Summary of a HEN network member’s report
It is tempting to think that larger hospitals are more cost-effective than smaller ones because of the operation of economies of scale. However, the evidence does not back up this belief. While increasing hospital size can cut costs for some specific procedures, such economics are exhausted at a relatively small size.
Many people also believe that patient outcomes improve with hospital size. Unfortunately, most studies of this relationship are poorly controlled for differences in prognosis, if at all. When such differences are taken into account, the correlation between outcomes and size turns out to be relatively minor or even absent.
The literature on hospital economies of scale suggests that they are fully realized in facilities of 100 to 200 beds. Yet, in many countries, the concentration of hospital services continues to be a major policy aim, especially through mergers. In private health care markets, mergers are undertaken primarily to reduce competition and enhance profits.
In public systems, two other justifications predominate. First, when hospitals operate at less than full capacity, mergers are a way of eliminating excess capacity and cutting costs. Second, a merger can address performance issues for particular units or services.
However, concentrating hospital services often reduces patient access because it increases social and economic costs for many patients. Research suggests that these increases have the greatest impact on the use of diagnostic, outpatient and screening services in primary care. Evidence of the impact on secondary and tertiary services is mixed; some studies suggest that patients who live further from a hospital have lower referral and intervention rates, while other studies show no difference.
Bigger hospitals are not necessarily better. Research shows that they rarely result in lower costs or better patient outcomes. A good deal still needs to be understood about how to achieve better clinical results, and common size indicators, like hospital activity volume, are too crude to be useful in planning clinical services.
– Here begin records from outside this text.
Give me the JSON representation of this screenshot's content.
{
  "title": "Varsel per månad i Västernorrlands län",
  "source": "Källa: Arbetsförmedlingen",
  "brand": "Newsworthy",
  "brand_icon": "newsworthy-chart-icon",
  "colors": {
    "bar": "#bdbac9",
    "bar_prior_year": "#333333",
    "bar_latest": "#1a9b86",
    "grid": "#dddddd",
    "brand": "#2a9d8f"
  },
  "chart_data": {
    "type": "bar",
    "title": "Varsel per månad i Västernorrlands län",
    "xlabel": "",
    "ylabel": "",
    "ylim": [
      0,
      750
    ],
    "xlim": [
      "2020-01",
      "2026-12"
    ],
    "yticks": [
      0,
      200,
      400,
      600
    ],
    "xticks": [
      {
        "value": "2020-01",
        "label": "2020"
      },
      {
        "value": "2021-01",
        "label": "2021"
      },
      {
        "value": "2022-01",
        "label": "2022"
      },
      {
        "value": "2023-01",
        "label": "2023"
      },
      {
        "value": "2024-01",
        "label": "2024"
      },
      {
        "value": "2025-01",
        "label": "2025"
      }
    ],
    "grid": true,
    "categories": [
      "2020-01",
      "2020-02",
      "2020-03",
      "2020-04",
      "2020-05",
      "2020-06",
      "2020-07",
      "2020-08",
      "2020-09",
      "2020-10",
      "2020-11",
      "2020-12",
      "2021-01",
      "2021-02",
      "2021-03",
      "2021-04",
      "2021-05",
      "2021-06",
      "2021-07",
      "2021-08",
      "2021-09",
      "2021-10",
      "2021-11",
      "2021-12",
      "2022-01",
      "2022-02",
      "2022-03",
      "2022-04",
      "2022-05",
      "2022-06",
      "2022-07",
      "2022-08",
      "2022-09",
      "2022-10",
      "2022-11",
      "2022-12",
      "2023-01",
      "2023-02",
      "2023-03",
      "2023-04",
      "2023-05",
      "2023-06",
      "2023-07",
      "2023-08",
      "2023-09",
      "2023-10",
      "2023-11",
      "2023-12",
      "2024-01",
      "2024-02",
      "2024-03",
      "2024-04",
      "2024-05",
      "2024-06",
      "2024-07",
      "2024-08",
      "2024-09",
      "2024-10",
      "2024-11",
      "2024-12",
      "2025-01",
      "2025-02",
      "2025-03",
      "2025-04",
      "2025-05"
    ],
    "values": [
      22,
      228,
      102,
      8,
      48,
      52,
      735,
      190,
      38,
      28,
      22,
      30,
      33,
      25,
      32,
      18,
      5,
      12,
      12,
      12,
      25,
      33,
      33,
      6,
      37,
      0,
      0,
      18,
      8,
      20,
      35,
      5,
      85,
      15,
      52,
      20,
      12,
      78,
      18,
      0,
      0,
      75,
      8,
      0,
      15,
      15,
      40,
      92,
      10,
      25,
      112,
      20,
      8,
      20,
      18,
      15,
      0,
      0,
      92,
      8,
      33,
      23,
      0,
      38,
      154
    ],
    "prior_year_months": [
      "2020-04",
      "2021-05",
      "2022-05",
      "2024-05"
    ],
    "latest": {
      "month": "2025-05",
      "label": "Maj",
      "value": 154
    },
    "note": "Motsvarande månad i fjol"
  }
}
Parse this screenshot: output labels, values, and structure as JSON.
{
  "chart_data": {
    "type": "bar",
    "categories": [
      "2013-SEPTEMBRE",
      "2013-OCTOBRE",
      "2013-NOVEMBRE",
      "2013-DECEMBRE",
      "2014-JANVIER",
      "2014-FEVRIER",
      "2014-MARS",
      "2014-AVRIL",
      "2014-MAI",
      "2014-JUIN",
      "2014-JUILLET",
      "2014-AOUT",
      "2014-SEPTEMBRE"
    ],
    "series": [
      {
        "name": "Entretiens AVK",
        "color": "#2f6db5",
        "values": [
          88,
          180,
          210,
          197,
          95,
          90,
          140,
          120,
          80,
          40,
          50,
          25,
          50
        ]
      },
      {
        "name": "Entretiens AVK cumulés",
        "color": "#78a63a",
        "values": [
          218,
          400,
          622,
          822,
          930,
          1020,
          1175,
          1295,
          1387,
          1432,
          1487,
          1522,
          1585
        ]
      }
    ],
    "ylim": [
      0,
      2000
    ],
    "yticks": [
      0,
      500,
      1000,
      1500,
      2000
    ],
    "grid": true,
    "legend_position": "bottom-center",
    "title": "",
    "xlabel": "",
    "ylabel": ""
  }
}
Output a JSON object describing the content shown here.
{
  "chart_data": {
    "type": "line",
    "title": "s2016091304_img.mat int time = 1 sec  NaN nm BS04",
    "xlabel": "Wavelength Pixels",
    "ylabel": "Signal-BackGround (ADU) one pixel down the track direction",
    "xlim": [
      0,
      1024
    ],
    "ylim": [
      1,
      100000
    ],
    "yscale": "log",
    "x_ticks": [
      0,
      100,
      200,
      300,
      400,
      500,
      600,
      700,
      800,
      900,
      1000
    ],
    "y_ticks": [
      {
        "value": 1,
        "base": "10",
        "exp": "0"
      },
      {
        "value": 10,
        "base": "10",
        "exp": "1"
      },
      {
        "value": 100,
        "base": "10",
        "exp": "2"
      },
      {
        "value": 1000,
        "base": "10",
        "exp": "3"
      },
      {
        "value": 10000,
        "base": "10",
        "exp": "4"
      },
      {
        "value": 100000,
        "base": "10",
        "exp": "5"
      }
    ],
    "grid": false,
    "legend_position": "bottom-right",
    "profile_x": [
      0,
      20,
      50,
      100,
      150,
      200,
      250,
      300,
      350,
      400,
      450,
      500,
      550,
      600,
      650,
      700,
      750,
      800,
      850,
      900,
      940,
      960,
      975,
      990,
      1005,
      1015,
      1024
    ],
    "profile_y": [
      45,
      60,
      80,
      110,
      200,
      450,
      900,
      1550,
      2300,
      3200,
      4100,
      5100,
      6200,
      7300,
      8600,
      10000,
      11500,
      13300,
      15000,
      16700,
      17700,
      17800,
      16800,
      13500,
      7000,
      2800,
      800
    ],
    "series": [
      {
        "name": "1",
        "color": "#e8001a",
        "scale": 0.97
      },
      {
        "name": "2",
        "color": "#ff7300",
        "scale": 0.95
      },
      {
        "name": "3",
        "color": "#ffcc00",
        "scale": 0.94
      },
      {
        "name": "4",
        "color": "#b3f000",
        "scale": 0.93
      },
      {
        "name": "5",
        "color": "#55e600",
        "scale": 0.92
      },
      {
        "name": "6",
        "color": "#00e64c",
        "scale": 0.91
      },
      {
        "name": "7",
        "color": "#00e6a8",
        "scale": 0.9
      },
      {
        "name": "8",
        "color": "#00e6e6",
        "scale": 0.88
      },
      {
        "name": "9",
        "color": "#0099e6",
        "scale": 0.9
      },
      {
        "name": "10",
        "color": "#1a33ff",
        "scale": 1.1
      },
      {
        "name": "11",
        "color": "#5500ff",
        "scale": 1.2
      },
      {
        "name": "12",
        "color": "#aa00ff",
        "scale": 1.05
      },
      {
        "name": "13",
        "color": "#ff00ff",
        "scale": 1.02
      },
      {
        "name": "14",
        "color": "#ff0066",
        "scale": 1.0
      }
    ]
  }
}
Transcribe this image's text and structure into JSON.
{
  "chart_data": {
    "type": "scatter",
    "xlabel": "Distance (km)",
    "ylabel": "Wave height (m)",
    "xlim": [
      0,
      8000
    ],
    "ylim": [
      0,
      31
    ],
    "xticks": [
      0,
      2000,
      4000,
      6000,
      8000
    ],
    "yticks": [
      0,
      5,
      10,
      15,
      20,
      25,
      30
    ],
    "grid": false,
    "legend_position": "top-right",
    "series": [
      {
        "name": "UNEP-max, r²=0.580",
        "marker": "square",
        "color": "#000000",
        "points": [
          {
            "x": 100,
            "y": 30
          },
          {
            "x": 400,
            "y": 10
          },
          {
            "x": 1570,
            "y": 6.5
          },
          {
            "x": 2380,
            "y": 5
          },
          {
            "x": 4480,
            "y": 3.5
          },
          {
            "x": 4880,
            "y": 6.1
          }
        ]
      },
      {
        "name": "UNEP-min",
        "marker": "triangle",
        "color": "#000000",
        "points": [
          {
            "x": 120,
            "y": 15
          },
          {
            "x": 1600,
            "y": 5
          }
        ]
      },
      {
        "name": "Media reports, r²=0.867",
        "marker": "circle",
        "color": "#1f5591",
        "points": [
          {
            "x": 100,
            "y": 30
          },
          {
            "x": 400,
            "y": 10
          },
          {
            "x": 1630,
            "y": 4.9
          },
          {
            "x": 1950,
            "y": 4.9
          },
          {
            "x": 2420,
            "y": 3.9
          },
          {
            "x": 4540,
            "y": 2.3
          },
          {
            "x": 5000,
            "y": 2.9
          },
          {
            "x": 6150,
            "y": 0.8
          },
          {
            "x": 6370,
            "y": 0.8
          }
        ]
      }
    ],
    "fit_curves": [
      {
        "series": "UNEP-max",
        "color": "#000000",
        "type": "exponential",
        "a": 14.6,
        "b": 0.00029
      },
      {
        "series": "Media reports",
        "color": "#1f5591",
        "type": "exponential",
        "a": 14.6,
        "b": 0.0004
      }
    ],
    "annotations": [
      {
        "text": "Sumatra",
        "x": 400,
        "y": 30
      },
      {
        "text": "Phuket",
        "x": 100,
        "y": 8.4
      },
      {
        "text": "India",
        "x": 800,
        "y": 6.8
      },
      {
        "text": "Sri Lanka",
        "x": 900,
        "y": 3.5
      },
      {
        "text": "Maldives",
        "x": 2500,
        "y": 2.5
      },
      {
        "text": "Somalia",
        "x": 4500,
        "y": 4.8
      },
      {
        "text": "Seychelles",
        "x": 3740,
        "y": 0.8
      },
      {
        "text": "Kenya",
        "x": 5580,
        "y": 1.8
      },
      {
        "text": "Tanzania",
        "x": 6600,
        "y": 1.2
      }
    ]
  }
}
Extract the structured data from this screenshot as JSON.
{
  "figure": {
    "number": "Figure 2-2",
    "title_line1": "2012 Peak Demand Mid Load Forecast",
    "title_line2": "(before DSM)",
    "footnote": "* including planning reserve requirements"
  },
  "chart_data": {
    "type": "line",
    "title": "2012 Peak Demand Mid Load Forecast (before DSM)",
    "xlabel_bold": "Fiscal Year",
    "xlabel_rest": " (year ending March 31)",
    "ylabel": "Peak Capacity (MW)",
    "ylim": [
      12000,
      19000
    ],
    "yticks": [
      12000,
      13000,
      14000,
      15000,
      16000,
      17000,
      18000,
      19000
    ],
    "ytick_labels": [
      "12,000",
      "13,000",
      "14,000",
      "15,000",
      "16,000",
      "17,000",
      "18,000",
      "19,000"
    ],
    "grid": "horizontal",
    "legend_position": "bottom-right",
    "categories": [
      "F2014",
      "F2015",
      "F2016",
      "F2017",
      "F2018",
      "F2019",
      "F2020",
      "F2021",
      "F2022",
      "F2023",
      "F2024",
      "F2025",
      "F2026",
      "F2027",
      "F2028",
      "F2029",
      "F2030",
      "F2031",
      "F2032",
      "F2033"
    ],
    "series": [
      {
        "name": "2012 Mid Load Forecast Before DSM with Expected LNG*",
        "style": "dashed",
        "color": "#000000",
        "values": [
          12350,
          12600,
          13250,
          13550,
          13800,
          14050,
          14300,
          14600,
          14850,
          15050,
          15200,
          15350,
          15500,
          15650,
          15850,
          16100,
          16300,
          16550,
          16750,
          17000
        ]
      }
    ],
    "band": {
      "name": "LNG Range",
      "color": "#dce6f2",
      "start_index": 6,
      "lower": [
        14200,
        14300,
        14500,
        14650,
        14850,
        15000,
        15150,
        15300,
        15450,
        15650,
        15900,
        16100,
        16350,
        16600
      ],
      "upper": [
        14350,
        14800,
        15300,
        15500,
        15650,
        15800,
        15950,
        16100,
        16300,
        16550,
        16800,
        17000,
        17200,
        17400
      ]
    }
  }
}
Optimal hospital size depends on local health care needs and the availability of complementary services. The burden of proof for any proposed merger ought to lie with its proponents, who should be able to quantify the expected benefits and costs and explain how the benefits will be realized.
The views expressed in this summary are based on a publication of a HEN Network member agency and do not necessarily represent the decisions or stated policy of WHO/Europe.